PEPPERELL — The Board of Health last week signed off on plans for Beaver Creek Circle, a seven lot subdivision off Julia Lane Extension in Hadley Estates, last week. The decision came with a recommendation that all the lots be connected to sewer lines.
As submitted, the subdivision plan calls for building a septic system in the largest of the lot, a 13-acre parcel that lies at the end of a cul-de-sac. It abuts 23 acres of land that has been flooded by beavers. No one representing developer Robert Hicks Inc. was present.
The driveway to the 13-acre hammerhead lot is to pass over an Elliott Street culvert blocked by beavers, said Health Agent Edward Wirtanen, and the flooded 23-acre lot is a concern of the Conservation Commission.
Last year, town meeting voters extended a sewer overlay district to include the Julia Lane extension. Because Beaver Creek Circle is an extension of Julia Lane, Wirtanen said the health board felt it would also be on town water and sewer.
Board member Holly Bradman said the 13-acre lot is one more than originally planned.
The lot has a high-water table, said Wirtanen, and the board could rule that a septic system there is not conducive to public health.
”It would be nice to have the whole lot part of open space,” Wirtanen said. “The greatest protection would be to connect it to sewer. It’s rather ironic that (Robert Hicks Inc.) pushed for sewer lines (last year) then switched to septic on this one lot.”
It is not impossible that the proximity of the beaver-flooded lot could represent a hardship for the developer, he said. The property owner can ask the board for relief from the beavers, with Conservation Commission approval, to see if an emergency exists.

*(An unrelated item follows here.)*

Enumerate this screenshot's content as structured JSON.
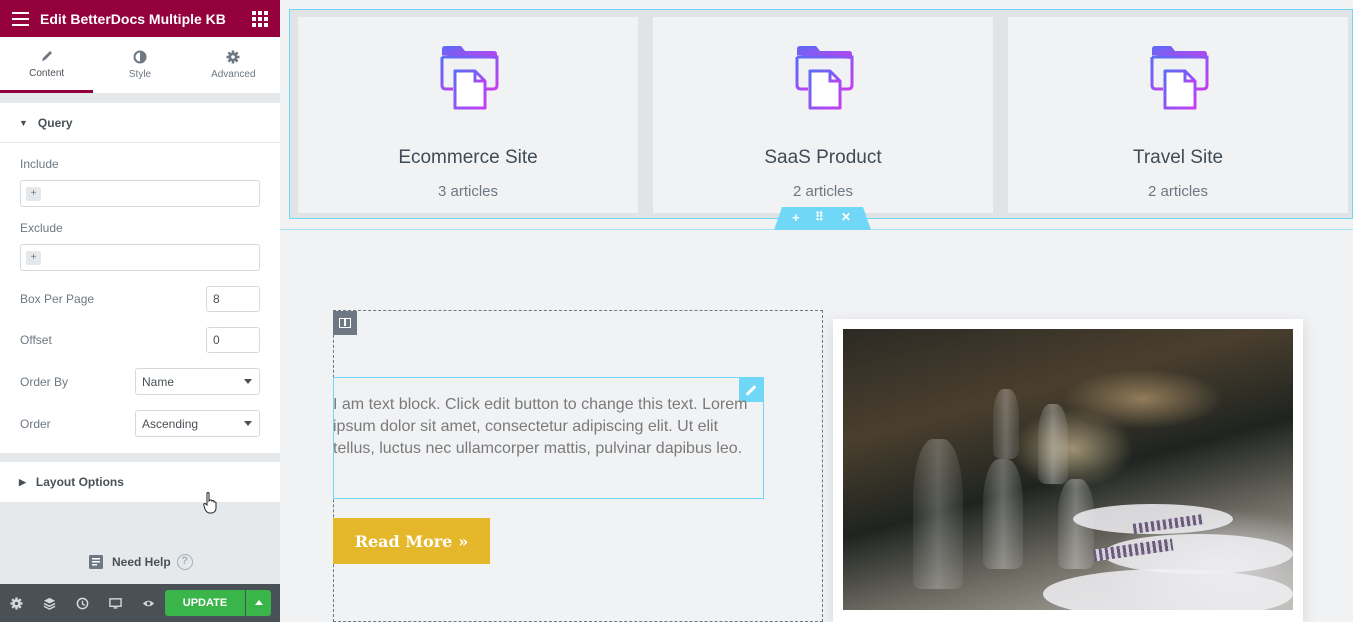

Beavers, as a protected species, can be trapped and relocated if their activity causes an emergency.
The Board of Health does not conduct remedial action, Wirtanen said, nor does it make a hardship determination. The applicant can approach the Department of Fish and Wildlife with an issue that the health board can acknowledge. The Conservation Commission regulates the diversion of water.
In other action, the board directed Wirtanen to develop language he suggested be included in the draft Open Space Residential Development Plan. It would protect public water supply wells by developing permits to examine requests to build extraction or injection wells in the aquifer.
Wirtanen also suggested prohibiting certain things such as irrigation wells.
Finally, after much discussion, the board took no action on a proposed mixed-use bylaw written by the developer interested in purchasing the former Pepperell Paper Company mill and co-generation plant. Members encouraged participation in the April 10 continuation of a hearing about the bylaw before the Planning Board.